I would not have reacted like that. I'm often too angry. I admire that curiosity and empathy.
At the same time I noticed that I was surrounded by bits of glass and pottery that had been tumbled smooth by the sea.
And, earlier in the day, I'd been thinking about a phrase of Danny Meyer's: "
Constant, gentle pressure". It's about something else, but it seems to fit, somehow.
And this, even more unrelated, is just a magnificent bit of writing:
"Butler apologized for the mess in their car, an old BMW, when we went for a drive one day—this amounted to a few books by the phenomenologist Maurice Merleau-Ponty, strewn around the back seat. Butler’s marginalia in those books are in a precise, hunched hand. Merleau-Ponty propounded the idea that the body, not consciousness, is our primary instrument for understanding the world. To be in a body is not to be contained but to be exposed to the world; from our first breath, we are in need of care from other people.

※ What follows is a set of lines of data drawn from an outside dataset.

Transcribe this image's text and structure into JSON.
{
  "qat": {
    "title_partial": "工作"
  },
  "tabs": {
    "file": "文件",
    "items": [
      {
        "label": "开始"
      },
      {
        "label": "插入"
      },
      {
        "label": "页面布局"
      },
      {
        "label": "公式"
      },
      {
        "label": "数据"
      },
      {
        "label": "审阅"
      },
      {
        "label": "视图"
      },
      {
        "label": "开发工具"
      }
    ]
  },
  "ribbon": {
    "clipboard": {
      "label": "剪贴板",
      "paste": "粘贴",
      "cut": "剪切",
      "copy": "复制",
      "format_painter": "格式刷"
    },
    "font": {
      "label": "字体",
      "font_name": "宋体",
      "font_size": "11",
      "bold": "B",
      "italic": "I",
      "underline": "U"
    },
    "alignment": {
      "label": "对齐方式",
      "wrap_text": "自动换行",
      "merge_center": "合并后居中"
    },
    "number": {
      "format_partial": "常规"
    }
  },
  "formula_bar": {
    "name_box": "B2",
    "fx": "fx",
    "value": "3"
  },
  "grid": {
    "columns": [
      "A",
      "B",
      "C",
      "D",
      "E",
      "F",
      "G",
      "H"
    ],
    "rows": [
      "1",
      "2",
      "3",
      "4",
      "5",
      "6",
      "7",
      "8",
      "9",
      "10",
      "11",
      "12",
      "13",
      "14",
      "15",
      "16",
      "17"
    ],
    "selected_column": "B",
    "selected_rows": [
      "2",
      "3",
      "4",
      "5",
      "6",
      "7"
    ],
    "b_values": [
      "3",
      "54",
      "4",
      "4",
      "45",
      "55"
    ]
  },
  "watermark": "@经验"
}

Merleau-Ponty is a deep influence; one can feel him tumbling around in the back seat of much of Butler’s thinking. “I am open to a world that acts on me in ways that cannot be fully predicted or controlled in advance, and something about my openness is not, strictly speaking, under my control,” they have said.

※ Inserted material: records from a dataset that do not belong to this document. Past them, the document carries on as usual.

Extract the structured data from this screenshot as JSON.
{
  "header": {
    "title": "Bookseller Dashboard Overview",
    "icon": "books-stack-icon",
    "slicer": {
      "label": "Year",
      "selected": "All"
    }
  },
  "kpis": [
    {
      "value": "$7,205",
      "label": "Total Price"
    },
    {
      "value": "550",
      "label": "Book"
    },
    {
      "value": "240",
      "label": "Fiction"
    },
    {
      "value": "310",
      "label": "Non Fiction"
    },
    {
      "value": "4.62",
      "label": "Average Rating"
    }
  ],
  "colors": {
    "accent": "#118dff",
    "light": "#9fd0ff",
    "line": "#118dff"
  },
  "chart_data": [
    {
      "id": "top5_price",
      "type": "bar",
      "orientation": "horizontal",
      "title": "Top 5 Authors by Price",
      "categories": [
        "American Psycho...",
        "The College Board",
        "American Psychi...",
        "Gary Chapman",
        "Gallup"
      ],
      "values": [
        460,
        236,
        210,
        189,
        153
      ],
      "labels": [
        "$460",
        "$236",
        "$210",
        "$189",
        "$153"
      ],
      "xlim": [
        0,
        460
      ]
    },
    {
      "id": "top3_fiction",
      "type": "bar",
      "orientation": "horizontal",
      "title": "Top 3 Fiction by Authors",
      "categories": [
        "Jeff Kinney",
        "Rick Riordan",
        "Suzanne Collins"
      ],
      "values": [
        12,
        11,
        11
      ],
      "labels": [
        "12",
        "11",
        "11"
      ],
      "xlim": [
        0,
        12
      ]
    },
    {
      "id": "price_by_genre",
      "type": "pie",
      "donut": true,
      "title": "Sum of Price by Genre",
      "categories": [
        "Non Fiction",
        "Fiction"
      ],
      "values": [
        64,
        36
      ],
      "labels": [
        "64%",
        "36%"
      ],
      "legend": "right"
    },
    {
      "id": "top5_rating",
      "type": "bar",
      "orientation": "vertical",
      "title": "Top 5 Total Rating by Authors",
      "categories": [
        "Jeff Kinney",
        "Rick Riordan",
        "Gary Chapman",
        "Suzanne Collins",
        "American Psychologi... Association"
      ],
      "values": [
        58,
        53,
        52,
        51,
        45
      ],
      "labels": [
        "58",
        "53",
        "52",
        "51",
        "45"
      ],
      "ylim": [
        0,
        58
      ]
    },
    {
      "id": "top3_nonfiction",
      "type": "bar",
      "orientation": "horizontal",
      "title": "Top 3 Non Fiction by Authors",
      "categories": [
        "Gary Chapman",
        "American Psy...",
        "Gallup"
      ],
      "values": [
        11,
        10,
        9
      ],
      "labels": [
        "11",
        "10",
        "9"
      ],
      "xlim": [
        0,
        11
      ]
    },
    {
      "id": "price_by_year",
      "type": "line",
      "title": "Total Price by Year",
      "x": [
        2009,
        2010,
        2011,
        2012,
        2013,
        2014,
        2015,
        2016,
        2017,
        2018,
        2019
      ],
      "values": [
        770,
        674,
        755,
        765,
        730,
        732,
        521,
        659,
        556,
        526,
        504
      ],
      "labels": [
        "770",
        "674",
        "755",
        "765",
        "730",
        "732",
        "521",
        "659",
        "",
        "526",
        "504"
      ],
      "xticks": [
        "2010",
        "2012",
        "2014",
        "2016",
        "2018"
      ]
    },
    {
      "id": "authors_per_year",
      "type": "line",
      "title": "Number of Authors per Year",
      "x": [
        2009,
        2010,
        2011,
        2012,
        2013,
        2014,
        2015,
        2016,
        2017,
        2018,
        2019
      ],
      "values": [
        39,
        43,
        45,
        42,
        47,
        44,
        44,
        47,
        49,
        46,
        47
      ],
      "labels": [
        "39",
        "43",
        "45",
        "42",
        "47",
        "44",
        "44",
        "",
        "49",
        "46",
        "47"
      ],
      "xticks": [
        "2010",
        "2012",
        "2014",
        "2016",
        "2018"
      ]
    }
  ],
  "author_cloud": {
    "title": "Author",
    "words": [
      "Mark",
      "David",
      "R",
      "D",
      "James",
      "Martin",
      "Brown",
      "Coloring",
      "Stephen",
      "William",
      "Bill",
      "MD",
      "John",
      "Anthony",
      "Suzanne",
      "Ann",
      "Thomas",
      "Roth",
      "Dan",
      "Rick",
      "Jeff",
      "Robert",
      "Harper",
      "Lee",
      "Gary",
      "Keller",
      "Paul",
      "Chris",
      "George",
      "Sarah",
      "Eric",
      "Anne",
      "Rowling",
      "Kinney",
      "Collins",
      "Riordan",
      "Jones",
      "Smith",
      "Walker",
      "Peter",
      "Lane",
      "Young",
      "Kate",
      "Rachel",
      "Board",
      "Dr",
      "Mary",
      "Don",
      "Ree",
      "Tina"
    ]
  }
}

And Merleau-Ponty’s style—“so adjectival!” Butler marvelled. Their hands made a quick movement, flowers bursting into bloom. “Subordinate clause upon subordinate clause.”
Butler slid on wire-rimmed sunglasses and began reversing. “The problem is that he loses the verb, and he just keeps proliferating and twisting. You just have to go with it, without any expectation that the verb will take you somewhere. What’s left is a kind of experience, a kind of ride—all right, all right, I see you, go ahead, go ahead.” Butler squinted into the rearview mirror; another driver tried squeezing past. “He’s willing to work several metaphors in the same long sentence.” The driver leaned on his horn.
“My proprioceptive body” is how Butler refers to their car. “I’m surrounded by this clunky thing, and I feel protected,” they’d explained. “I expand. I have this carapace.” They laughed. “But it’s, um, prosthetic.”